Curso flexíveis no tempo, ou seja, os estudantes aprendem ao seu tempo se bem guiado por professores que entendem essa metodologia. Os cursos formais podem atender de forma flexível, mas teremos que começar por um aspecto muito caro na gestão acadêmica: o contrato de trabalho dos professores NÃO pode ser vinculado à carga horária de ensino. Continuamos docentes para organizando conteúdos, moderando os processos de aprendizagens e para pesquisar sobre a prática pedagógica. 
 
São os professores que vão orientar o processo de aprendizagem e vão ajudar os estudantes a aprender a aprender de forma continuada. Não quer dizer que sejam todos os cursos a distância, ao contrário, as instituições podem ter mais de 50% do conteúdo estão disponíveis em redes virtuais. Porém, parte dos conteúdos podem ser organizados apenas para serem estudos colaborativos; não basta apenas um vídeo aula ou uma leitura e responder um quiz em uma plataforma virtual. O estudante precisa estar junto com os demais em projetos de estudos colaborativos na escola. 
 
Vai depender do curso, da idade, dos recursos que ele dispõe para estudar na sua residência a quantidade de tempo que o estudante precisa estar na escola.  Talvez em determinado período da formação seja preciso ir de todos os dias para escola. Ou estudante não tem o suporte necessário na família, a escola precisa oferecer o espaço de estudo e os equipamentos necessário para que ele possa chegar pela manhã e sair à noite se for caso. Se tem a infraestrutura necessária e conseguem fazer uma boa gestão da aprendizagem, o atendimento remoto dos professores pode ser suficiente. Naquilo em que o estudo individual ou em grupos de aprendizagem organizadas pela escola por meio das redes virtuais for suficiente, porque não oferecer? 
 
Nós aprendemos com a pandemia que dá, sim, para organizar grande parte das atividades do nosso dia-dia pelas redes virtuais. Existem experiências e bons estudos que nos ajudam a modificar nossa prática de forma profissional. Sabemos que não basta boa vontade. É preciso conhecimento sistematizado sobre o uso das tecnologias digitais e das metodologias para não trabalhar às cegas.

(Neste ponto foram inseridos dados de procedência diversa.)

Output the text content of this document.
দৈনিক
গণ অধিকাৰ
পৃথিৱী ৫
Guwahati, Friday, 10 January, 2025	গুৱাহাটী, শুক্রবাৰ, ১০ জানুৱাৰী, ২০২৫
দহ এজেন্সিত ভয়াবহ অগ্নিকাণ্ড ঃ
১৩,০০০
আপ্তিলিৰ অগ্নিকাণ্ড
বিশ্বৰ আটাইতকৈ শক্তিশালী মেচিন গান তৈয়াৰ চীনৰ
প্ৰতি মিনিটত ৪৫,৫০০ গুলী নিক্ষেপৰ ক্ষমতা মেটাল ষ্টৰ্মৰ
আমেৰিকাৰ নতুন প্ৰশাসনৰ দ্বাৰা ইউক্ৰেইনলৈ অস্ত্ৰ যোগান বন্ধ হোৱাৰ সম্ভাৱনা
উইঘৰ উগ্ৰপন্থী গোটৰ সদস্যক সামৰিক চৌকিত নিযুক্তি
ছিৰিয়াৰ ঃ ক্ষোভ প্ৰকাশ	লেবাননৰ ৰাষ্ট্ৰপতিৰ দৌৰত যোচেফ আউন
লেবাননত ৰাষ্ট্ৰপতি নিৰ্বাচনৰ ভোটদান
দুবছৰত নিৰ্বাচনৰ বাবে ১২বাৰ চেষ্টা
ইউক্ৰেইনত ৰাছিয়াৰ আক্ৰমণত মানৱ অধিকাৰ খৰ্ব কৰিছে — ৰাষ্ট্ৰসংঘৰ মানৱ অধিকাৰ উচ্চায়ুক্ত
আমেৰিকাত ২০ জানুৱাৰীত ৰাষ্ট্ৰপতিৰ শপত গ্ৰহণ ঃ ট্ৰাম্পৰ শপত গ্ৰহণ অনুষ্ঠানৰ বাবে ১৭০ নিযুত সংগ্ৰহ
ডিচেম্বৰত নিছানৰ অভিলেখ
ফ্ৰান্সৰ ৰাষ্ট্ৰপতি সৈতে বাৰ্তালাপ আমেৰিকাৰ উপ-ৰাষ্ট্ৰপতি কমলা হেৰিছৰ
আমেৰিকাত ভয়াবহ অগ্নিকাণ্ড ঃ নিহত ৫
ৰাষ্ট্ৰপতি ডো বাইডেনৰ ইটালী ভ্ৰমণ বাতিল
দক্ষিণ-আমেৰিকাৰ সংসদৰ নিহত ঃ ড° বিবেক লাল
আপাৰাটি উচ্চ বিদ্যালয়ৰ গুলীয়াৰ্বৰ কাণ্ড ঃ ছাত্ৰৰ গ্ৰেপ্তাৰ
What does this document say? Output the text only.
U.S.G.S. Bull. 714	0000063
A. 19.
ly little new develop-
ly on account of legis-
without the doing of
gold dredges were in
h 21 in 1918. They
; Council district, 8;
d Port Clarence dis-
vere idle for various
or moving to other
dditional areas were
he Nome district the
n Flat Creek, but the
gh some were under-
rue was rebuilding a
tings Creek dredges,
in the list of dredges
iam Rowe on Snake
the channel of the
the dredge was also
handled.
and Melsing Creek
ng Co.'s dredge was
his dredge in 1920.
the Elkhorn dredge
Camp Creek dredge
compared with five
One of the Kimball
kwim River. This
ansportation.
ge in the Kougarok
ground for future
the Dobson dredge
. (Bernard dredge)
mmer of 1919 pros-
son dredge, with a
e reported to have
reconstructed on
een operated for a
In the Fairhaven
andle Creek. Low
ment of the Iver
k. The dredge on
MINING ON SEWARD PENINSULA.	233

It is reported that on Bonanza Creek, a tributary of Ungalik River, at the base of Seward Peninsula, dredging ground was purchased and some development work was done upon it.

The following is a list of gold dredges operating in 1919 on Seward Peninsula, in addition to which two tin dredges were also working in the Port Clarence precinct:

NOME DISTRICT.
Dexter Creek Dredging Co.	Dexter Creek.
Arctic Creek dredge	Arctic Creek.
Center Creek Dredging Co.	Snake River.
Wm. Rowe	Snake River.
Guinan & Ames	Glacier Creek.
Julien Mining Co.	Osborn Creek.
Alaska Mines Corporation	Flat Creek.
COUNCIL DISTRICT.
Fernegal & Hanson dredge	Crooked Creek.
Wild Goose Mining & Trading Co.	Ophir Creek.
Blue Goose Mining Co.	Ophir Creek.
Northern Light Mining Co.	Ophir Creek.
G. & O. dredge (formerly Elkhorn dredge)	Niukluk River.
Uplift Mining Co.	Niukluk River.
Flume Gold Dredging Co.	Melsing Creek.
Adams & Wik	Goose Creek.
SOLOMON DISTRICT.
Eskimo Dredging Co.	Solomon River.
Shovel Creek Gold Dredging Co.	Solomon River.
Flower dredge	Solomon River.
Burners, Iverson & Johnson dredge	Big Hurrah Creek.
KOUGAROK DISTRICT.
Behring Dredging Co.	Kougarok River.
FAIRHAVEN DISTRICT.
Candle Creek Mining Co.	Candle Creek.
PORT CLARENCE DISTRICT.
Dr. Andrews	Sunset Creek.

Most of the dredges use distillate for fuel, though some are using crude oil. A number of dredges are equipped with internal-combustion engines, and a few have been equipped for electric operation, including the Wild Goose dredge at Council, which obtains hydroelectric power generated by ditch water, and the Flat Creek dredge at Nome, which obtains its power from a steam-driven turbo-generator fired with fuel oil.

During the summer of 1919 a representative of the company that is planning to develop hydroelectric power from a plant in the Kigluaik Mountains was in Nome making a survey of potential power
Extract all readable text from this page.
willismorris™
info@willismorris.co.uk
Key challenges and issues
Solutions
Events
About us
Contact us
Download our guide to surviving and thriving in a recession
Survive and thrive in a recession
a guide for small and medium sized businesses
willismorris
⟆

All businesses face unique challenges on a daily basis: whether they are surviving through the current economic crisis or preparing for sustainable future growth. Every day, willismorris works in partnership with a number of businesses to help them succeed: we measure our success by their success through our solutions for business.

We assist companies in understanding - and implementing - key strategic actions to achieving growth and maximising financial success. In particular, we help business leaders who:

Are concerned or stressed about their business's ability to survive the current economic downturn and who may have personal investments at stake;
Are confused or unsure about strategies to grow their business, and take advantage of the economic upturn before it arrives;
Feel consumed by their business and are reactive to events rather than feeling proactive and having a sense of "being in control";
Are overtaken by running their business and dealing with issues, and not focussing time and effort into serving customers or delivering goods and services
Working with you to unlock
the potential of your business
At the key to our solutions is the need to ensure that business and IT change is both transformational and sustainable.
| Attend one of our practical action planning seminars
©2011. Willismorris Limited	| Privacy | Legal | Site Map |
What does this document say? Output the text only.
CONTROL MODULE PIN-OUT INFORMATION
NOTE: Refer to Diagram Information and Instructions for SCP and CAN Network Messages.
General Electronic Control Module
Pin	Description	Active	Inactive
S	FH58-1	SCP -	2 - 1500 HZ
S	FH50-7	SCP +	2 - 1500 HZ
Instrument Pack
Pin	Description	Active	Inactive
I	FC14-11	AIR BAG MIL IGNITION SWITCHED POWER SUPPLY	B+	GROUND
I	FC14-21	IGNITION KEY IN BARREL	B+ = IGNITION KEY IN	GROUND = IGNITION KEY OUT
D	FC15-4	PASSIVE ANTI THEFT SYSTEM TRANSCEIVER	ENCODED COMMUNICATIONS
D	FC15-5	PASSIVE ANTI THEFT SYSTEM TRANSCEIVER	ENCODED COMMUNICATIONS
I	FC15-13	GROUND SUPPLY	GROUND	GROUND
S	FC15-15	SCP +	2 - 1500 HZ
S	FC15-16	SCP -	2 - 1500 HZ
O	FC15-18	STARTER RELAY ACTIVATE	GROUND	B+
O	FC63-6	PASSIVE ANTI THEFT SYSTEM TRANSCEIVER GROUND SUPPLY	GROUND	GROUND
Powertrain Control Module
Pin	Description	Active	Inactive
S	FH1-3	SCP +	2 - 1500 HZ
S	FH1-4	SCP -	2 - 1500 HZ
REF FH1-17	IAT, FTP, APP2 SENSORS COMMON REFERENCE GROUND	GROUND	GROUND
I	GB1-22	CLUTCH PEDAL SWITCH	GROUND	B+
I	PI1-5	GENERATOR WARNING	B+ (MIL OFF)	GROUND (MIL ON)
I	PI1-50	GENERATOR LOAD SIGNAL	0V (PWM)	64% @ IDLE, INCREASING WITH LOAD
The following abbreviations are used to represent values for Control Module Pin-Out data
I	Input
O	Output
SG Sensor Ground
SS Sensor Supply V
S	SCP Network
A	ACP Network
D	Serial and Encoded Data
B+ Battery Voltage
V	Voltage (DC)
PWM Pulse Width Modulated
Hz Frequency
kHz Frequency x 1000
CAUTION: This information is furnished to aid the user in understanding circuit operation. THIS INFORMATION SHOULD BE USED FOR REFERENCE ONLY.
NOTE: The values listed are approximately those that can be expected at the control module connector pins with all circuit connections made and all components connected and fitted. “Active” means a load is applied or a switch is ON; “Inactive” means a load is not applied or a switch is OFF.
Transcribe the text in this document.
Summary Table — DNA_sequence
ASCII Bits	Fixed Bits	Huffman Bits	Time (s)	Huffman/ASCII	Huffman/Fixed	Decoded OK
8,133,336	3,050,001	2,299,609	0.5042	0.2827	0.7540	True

No mundo tudo muda, a educação também precisa mudar e virarmos a página para o século XXI. 
 
Para encerrar essa reflexão vou contar o passo a passo da escrita deste artigo: Estava conversando sobre aprendizagem na educação infantil com uma aluna por meio de um aplicativo de mensagens, em seguida acionei o bloco de anotações na tela do computador e criei uma lista de tópicos para um futuro artigo. Resolvi escrever para este Jornal, peguei o smartphone e por meio de um aplicativo de transcrição de áudio, falei por 15 minutos. O aplicativo transcreveu, salvei em um editor de texto em nuvem e levei 3 horas para reescrever o que falei em 15 minutos. O resultado você acabou de ler.